Bilgili U. (Yürütücü), Cansev A., Candoğan B. N.
TÜBİTAK Projesi, 2013 - 2016
Sıcak
iklim çim bitkileri en iyi gelişmelerini 25-35ºC sıcaklıklarda yaparlar. Bu
nedenle, sıcak iklim çim bitkileri tropik ve subtropik bölgelerde kurulan park,
bahçe ve spor alanlarında yaygın olarak kullanılırlar. Bu türler sıcaklığın
yüksek olduğu yaz aylarında iyi gelişirler. Sıcaklığın 10ºC nin altına düştüğü
sonbahar ve kış aylarında bu türlerin büyümesi durur ve renkleri sarı-kahveye
döner. Sıcak iklim çim bitkileri serin iklim bitkilerinden daha az su
tüketirler. Bu kurağa dayanım özellikleri nedeni ile tropik ve subtropik
bölgelerin dışında da yetiştirilmesi için çalışmalar yapılmaktadır.
Marmara
bölgesi, sıcak iklim çim bitkilerinin yetiştirildiği güney bölgeler ile serin
iklim çim bitkilerinin yetiştirildiği kuzey ve iç bölgelerimiz arasında geçit
niteliği taşımaktadır. Bu projede, farklı sulama sistemleri ve azotlu gübreleme
rejimlerinin bazı sıcak iklim çim bitkilerinin bitki gelişimi ve kalite
özellikleri üzerindeki etkilerinin incelenmesi hedeflenmiştir.
Tarla
denemeleri Uludağ Üniversitesi Araştırma ve Uygulama Merkezindeki çim deneme
alanında bölünen-bölünmüş parseller deneme desenine göre yapılmıştır. Ana
parsellere dört sıcak iklim çim bitkisi türü, melez Bermuda çimi (Cynodon transvaalensis x Cynodon dactylon cv.

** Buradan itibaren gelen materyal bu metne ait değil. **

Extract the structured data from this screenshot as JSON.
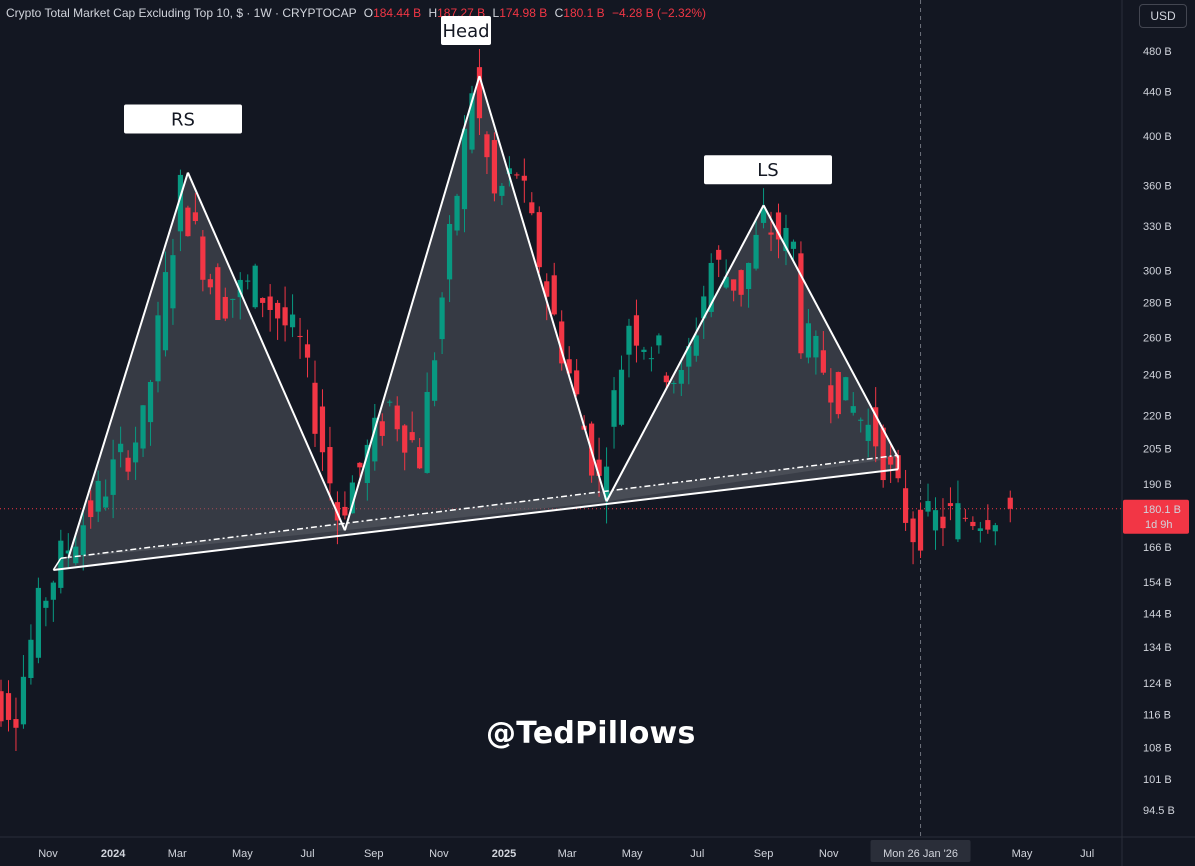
{
  "header": {
    "title": "Crypto Total Market Cap Excluding Top 10, $ · 1W · CRYPTOCAP",
    "open_label": "O",
    "open": "184.44 B",
    "high_label": "H",
    "high": "187.27 B",
    "low_label": "L",
    "low": "174.98 B",
    "close_label": "C",
    "close": "180.1 B",
    "change": "−4.28 B (−2.32%)"
  },
  "currency_button": "USD",
  "watermark": "@TedPillows",
  "price_tag": {
    "value": "180.1 B",
    "countdown": "1d 9h"
  },
  "crosshair_label": "Mon 26 Jan '26",
  "colors": {
    "up": "#089981",
    "down": "#f23645",
    "background": "#131722",
    "pattern_fill": "#5a5d66",
    "line": "#ffffff"
  },
  "annotations": [
    "RS",
    "Head",
    "LS"
  ],
  "chart_data": {
    "type": "candlestick",
    "title": "Crypto Total Market Cap Excluding Top 10, $ · 1W · CRYPTOCAP",
    "y_scale": "log",
    "ylim": [
      90,
      500
    ],
    "y_ticks": [
      "480 B",
      "440 B",
      "400 B",
      "360 B",
      "330 B",
      "300 B",
      "280 B",
      "260 B",
      "240 B",
      "220 B",
      "205 B",
      "190 B",
      "166 B",
      "154 B",
      "144 B",
      "134 B",
      "124 B",
      "116 B",
      "108 B",
      "101 B",
      "94.5 B"
    ],
    "y_tick_values": [
      480,
      440,
      400,
      360,
      330,
      300,
      280,
      260,
      240,
      220,
      205,
      190,
      166,
      154,
      144,
      134,
      124,
      116,
      108,
      101,
      94.5
    ],
    "x_ticks": [
      "Nov",
      "2024",
      "Mar",
      "May",
      "Jul",
      "Sep",
      "Nov",
      "2025",
      "Mar",
      "May",
      "Jul",
      "Sep",
      "Nov",
      "May",
      "Jul"
    ],
    "x_range": [
      "2023-10-01",
      "2026-07-15"
    ],
    "x_tick_dates": [
      "2023-11-01",
      "2024-01-01",
      "2024-03-01",
      "2024-05-01",
      "2024-07-01",
      "2024-09-01",
      "2024-11-01",
      "2025-01-01",
      "2025-03-01",
      "2025-05-01",
      "2025-07-01",
      "2025-09-01",
      "2025-11-01",
      "2026-05-01",
      "2026-07-01"
    ],
    "crosshair_date": "2026-01-26",
    "last_price": 180.1,
    "pattern": {
      "name": "Head and Shoulders",
      "points": [
        {
          "label": "",
          "date": "2023-11-20",
          "value": 162
        },
        {
          "label": "RS",
          "date": "2024-03-11",
          "value": 370
        },
        {
          "label": "",
          "date": "2024-08-05",
          "value": 172
        },
        {
          "label": "Head",
          "date": "2024-12-09",
          "value": 455
        },
        {
          "label": "",
          "date": "2025-04-07",
          "value": 183
        },
        {
          "label": "LS",
          "date": "2025-09-01",
          "value": 345
        },
        {
          "label": "",
          "date": "2026-01-05",
          "value": 201
        }
      ],
      "neckline": {
        "start": {
          "date": "2023-11-06",
          "value": 158
        },
        "end": {
          "date": "2026-01-05",
          "value": 196
        }
      },
      "neckline_dashed": {
        "start": {
          "date": "2023-11-13",
          "value": 162
        },
        "end": {
          "date": "2026-01-05",
          "value": 202
        }
      }
    },
    "candle_pivots": [
      [
        "2023-08-28",
        122
      ],
      [
        "2023-10-09",
        118
      ],
      [
        "2023-10-30",
        145
      ],
      [
        "2023-11-20",
        162
      ],
      [
        "2024-01-08",
        195
      ],
      [
        "2024-02-05",
        215
      ],
      [
        "2024-03-11",
        355
      ],
      [
        "2024-04-15",
        280
      ],
      [
        "2024-05-20",
        292
      ],
      [
        "2024-07-01",
        255
      ],
      [
        "2024-08-05",
        178
      ],
      [
        "2024-08-19",
        190
      ],
      [
        "2024-09-23",
        225
      ],
      [
        "2024-10-21",
        202
      ],
      [
        "2024-12-09",
        445
      ],
      [
        "2024-12-30",
        350
      ],
      [
        "2025-01-20",
        372
      ],
      [
        "2025-02-24",
        270
      ],
      [
        "2025-04-07",
        190
      ],
      [
        "2025-05-05",
        270
      ],
      [
        "2025-06-02",
        250
      ],
      [
        "2025-06-23",
        235
      ],
      [
        "2025-07-21",
        305
      ],
      [
        "2025-08-18",
        290
      ],
      [
        "2025-09-08",
        332
      ],
      [
        "2025-10-06",
        315
      ],
      [
        "2025-10-13",
        262
      ],
      [
        "2025-11-17",
        232
      ],
      [
        "2025-12-22",
        210
      ],
      [
        "2026-01-12",
        185
      ],
      [
        "2026-01-26",
        172
      ],
      [
        "2026-02-16",
        176
      ],
      [
        "2026-03-23",
        178
      ],
      [
        "2026-04-13",
        180
      ]
    ]
  }
}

Tifdwarf), kıyı yalancı darısı (Paspalum
vaginatum Sw. cv. Seaspray), Japon çimotu
(Zoysia japonica Steud. cv.
Zenith) ve adi cadıotu (Stenotaphrum secundatum (Walter) Kuntze
cv. Floratam) ile iki serin iklim çim bitkisi türü İngiliz çimi (Lolium perenne L.) ve kamışsı yumak (Festuca arundinacea Schreb.)
yerleştirilmiştir. Serin iklim çim bitkisi türleri projeye kontrol olarak
alınmıştır. Alt parsellere sulama düzeyleri (gerçekleşen toplam buharlaşmanın %
25, % 50, % 75 ve % 100 ü oranında sulama), altınaltı parsellere ise azotlu
gübre dozları (aylık 0, 1.25, 2.5 ve 5.0 g m-2 saf azot) konmuştur. Her bir parselin renk ve kalite düzeyleri gözle
tahmin yöntemi ile değerlendirilmiş ve kenar tesirleri alındıktan sonra kalan
bölgeden parsel verimleri bulunmuştur. Bunlara ek olarak, farklı sulama ve
gübreleme rejimleri altında yetiştirilen parsellerin sonbaharda dormansiye
giriş ve renk değişimi ile ilkbaharda yeniden sürme özellikleri incelenmiştir.
Bitkilere yapılan sulama ve gübreleme uygulamalarının fizyolojik etkilerinin
belirlenmesi için, yaprak oransal su kapsamı, turgor kaybı, iyon sızıntısı ve klorofil
ölçümleri, 2014 ve 2015 yıllarında bölgemizdeki en kurak ay olan Temmuz ayında
alınan bitki örneklerinde yapılmıştır.